The cache_folder argument on SentenceTransformer() is the most explicit control because it belongs to the model load that downloads or reuses the files. Use it when one application, job, or service should keep its embedding model cache separate from the user's default /.cache/huggingface tree.

A completed setup leaves a models--sentence-transformers--... snapshot directory under the selected path. Loading the same model again with local_files_only=True confirms the cache is usable without contacting the Hub.

Steps to set the Sentence Transformers model cache directory:

  1. Create the model cache directory.
    $ mkdir -p ~/models/sentence-transformers
  2. Add cache_folder to the SentenceTransformer loader in the application code.
    from pathlib import Path
    from sentence_transformers import SentenceTransformer
     
    cache_dir = Path("~/models/sentence-transformers").expanduser()
    model = SentenceTransformer(
        "sentence-transformers/all-MiniLM-L6-v2",
        cache_folder=str(cache_dir),
    )

    SENTENCE_TRANSFORMERS_HOME sets a default for Sentence Transformers loads that omit cache_folder. Set HF_HOME or HF_HUB_CACHE before Python starts only when other Hugging Face Hub clients should share the same cache root.

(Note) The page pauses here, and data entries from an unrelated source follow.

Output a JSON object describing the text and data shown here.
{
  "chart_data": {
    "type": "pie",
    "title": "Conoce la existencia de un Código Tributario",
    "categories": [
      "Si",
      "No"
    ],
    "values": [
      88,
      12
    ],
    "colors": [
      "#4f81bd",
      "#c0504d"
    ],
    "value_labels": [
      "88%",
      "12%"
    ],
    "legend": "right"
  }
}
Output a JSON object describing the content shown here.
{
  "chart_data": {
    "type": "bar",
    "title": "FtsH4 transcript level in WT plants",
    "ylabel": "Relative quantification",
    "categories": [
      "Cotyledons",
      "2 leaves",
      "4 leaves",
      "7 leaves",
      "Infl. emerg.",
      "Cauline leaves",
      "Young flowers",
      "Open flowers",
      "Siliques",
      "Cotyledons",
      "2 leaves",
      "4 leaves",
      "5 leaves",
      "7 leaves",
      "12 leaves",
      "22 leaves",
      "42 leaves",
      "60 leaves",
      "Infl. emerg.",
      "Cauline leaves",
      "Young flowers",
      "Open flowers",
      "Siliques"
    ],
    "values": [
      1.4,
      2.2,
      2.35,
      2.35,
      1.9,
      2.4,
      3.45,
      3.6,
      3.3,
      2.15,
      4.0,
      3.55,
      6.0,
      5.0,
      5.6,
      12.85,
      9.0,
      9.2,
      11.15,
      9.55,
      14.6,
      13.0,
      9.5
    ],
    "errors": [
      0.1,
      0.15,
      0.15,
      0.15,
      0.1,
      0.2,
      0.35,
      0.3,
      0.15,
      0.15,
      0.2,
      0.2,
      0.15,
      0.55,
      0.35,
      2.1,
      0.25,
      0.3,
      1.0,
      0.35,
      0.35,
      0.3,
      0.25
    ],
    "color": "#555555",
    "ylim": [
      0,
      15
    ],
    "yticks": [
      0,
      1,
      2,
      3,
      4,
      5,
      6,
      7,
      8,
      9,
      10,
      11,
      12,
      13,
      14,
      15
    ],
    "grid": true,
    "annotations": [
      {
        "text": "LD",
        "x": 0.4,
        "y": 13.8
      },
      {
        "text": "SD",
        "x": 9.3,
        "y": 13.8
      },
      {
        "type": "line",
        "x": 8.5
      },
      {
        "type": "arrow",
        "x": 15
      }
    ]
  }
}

  3. Run a small model load through the configured cache path.
    $ python3 - <<'PY'
    from pathlib import Path
    from sentence_transformers import SentenceTransformer
    
    cache_dir = Path("~/models/sentence-transformers").expanduser()
    model = SentenceTransformer(
        "sentence-transformers/all-MiniLM-L6-v2",
        cache_folder=str(cache_dir),
    )
    embedding = model.encode(["custom cache test"])
    print(f"cache_dir={cache_dir}")
    print(f"embedding_shape={embedding.shape}")
    PY
    cache_dir=/home/user/models/sentence-transformers
    embedding_shape=(1, 384)
  4. List the cache directory to confirm the model snapshot landed there.
    $ ls -1 ~/models/sentence-transformers
    models--sentence-transformers--all-MiniLM-L6-v2
  5. Reload the model from the same cache without network access.
    $ python3 - <<'PY'
    from pathlib import Path
    from sentence_transformers import SentenceTransformer
    
    cache_dir = Path("~/models/sentence-transformers").expanduser()
    model = SentenceTransformer(
        "sentence-transformers/all-MiniLM-L6-v2",
        cache_folder=str(cache_dir),
        local_files_only=True,
    )
    embedding = model.encode(["cache-only reload"])
    print(embedding.shape)
    PY
    (1, 384)

    If this load fails with a missing-file error, the earlier run did not populate the selected cache path or the application is pointing at a different directory.